Ao longo de mais de duas décadas, a organização desenvolveu também uma frente empresarial formal, composta por companhias registradas em setores diversos, associadas a integrantes próximos e até familiares de Urandir Fernandes de Oliveira.
Entre elas, estão a AgroDakila, na área do agronegócio; a 067 Vinhos, que atua no comércio de bebidas; e a Brazilian Kimberlite Clay, que trabalha com extração e comercialização de argila.
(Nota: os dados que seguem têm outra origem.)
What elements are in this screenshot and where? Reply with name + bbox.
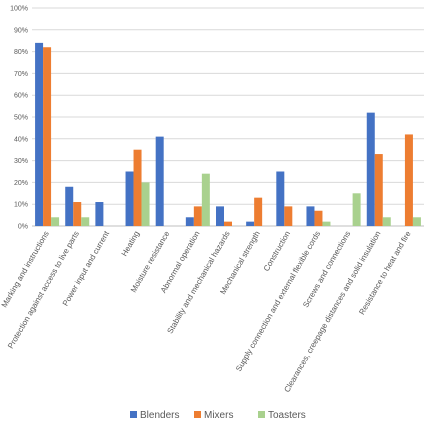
bar-toasters	[412, 217, 421, 226]
category-label: Resistance to heat and fire	[357, 229, 413, 316]
bar-blenders	[125, 171, 134, 226]
bar-toasters	[322, 221, 331, 226]
y-tick-label: 80%	[14, 49, 28, 56]
y-tick-label: 10%	[14, 202, 28, 209]
legend-swatch	[194, 411, 201, 418]
bar-blenders	[216, 206, 224, 226]
bar-blenders	[155, 136, 164, 226]
bar-blenders	[306, 206, 315, 226]
bar-mixers	[314, 210, 323, 226]
y-tick-label: 90%	[14, 27, 28, 34]
bar-mixers	[133, 149, 142, 226]
legend-swatch	[258, 411, 265, 418]
y-tick-label: 100%	[10, 6, 28, 13]
legend-label: Mixers	[204, 410, 233, 421]
bar-mixers	[224, 221, 232, 226]
bar-mixers	[43, 47, 52, 226]
bar-mixers	[73, 202, 82, 226]
bar-blenders	[185, 217, 194, 226]
bar-blenders	[276, 171, 285, 226]
bar-blenders	[35, 42, 44, 226]
bar-mixers	[193, 206, 202, 226]
bar-mixers	[254, 197, 263, 226]
bar-toasters	[352, 193, 361, 226]
category-label: Stability and mechanical hazards	[165, 230, 231, 336]
bar-blenders	[95, 202, 104, 226]
y-tick-label: 60%	[14, 93, 28, 100]
bar-toasters	[51, 217, 60, 226]
bar-blenders	[366, 112, 375, 226]
bar-blenders	[246, 221, 255, 226]
y-tick-label: 20%	[14, 180, 28, 187]
bar-blenders	[65, 186, 74, 226]
bar-toasters	[141, 182, 150, 226]
bar-toasters	[201, 173, 210, 226]
bar-mixers	[404, 134, 413, 226]
bar-toasters	[382, 217, 391, 226]
bar-toasters	[81, 217, 90, 226]
category-label: Heating	[120, 230, 142, 258]
category-label: Construction	[262, 230, 292, 273]
y-tick-label: 50%	[14, 115, 28, 122]
y-tick-label: 0%	[18, 224, 28, 231]
y-tick-label: 40%	[14, 136, 28, 143]
bar-mixers	[374, 154, 383, 226]
bar-mixers	[284, 206, 293, 226]
y-tick-label: 30%	[14, 158, 28, 165]
legend-label: Toasters	[268, 410, 306, 421]
y-tick-label: 70%	[14, 71, 28, 78]
legend-swatch	[130, 411, 137, 418]
legend-label: Blenders	[140, 410, 179, 421]
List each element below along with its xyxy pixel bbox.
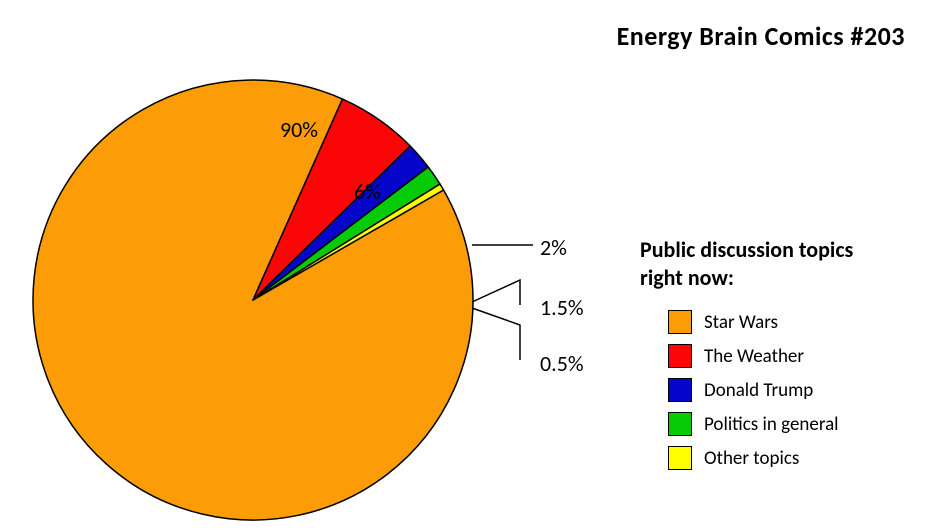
- legend-item: Politics in general: [668, 412, 839, 436]
- legend-label: The Weather: [704, 345, 804, 368]
- legend-title-line: right now:: [640, 264, 853, 292]
- legend-label: Donald Trump: [704, 379, 813, 402]
- legend-item: Other topics: [668, 446, 839, 470]
- legend-swatch: [668, 344, 692, 368]
- legend-swatch: [668, 446, 692, 470]
- leader-line: [472, 280, 520, 305]
- legend-swatch: [668, 378, 692, 402]
- legend-title: Public discussion topicsright now:: [640, 236, 853, 291]
- slice-label: 0.5%: [540, 350, 584, 377]
- leader-line: [472, 308, 520, 360]
- legend-swatch: [668, 310, 692, 334]
- legend-label: Other topics: [704, 447, 799, 470]
- slice-label: 90%: [280, 116, 318, 143]
- slice-label: 6%: [354, 178, 381, 205]
- legend-item: Donald Trump: [668, 378, 839, 402]
- legend-item: The Weather: [668, 344, 839, 368]
- slice-label: 2%: [540, 234, 567, 261]
- legend-swatch: [668, 412, 692, 436]
- legend-label: Politics in general: [704, 413, 839, 436]
- legend-title-line: Public discussion topics: [640, 236, 853, 264]
- slice-label: 1.5%: [540, 294, 584, 321]
- legend-item: Star Wars: [668, 310, 839, 334]
- legend-label: Star Wars: [704, 311, 778, 334]
- legend: Star Wars The Weather Donald Trump Politics…: [668, 310, 839, 480]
Em paralelo, a Kion Cosmetics utiliza o mesmo insumo na linha de cosméticos que produz.
Todas essas empresas têm constituição regular e operam no mercado, compondo o que o próprio grupo descreve como um “ecossistema” voltado à auto sustentação de suas atividades.
Também faz parte dessa estrutura a BDM Dourado Digital Gestão de Ativos Ltda, uma espécie de banco digital apresentado como ferramenta de “educação econômica” e integração financeira interna do grupo.

Segundo um documento obtido pelo Intercept Brasil, a tecnologia base utilizada pela BDM foi alvo de disputa judicial e seria derivada de um sistema já existente no mercado internacional de blockchain, e não de desenvolvimento próprio, como alegado pela Dakila.
Pesquisadores que acompanham a organização entendem essa diversificação empresarial como uma segunda camada do projeto: a crença e o conteúdo místico no topo, e uma operação comercial organizada na base.
Em busca de Ratanabá
Desde 2020, a Dakila vem tentando obter licenças arqueológicas junto ao Instituto do Patrimônio Histórico e Artístico Nacional, o Iphan, para atuar em áreas de interesse ambiental e cultural na Amazônia.
O grupo apresentou, em 2021, pedidos baseados diretamente na narrativa de “Ratanabá” e da suposta civilização “Muril”, solicitando autorização para iniciar pesquisas no Forte Príncipe da Beira, em Rondônia, e depois expandir para outras regiões.
Em resposta, o Iphan solicitou documentos básicos (coordenadas, metodologia, qualificação técnica e comprovação da hipótese) e não concedeu a licença.
Em 2023, já sob nova gestão federal, a Dakila reformulou o pedido: desta vez, com o título “Arqueologia da paisagem como ferramenta para conservação”, localizado na Aldeia Mayrowi, em Apiacás, no Mato Grosso, em território associado à Terra Indígena Kayabi.
O parecer técnico do Iphan apontou carência de arqueólogo com a titulação exigida, ausência de vínculo acadêmico reconhecido e falta de comprovação de consentimento livre, prévio e informado das comunidades locais. O pedido foi novamente negado e arquivado.
Mesmo sem sucesso, houve apoio político à iniciativa. Um dos ofícios anexados ao processo administrativo, em março de 2024, partiu do deputado federal Ricardo Barros, do PP do Paraná, pedindo “atenção” especial do Iphan ao pleito.
Curiosidade: já neste ano, em maio, Barros foi eleito presidente da Comissão de Ciência (sim, de ciência), Tecnologia e Inovação da Câmara dos Deputados. Questionei o gabinete do deputado sobre o apoio à Dakila, mas não houve retorno.
No ano passado, a Sociedade de Arqueologia Brasileira aprovou uma Moção de Repúdio às iniciativas da Dakila, registrando o uso recorrente de eventos científicos como estratégia de busca indireta por legitimidade.
Procurei a Dakila fazendo questionamentos sobre cada uma das informações apresentadas na reportagem. Não houve resposta.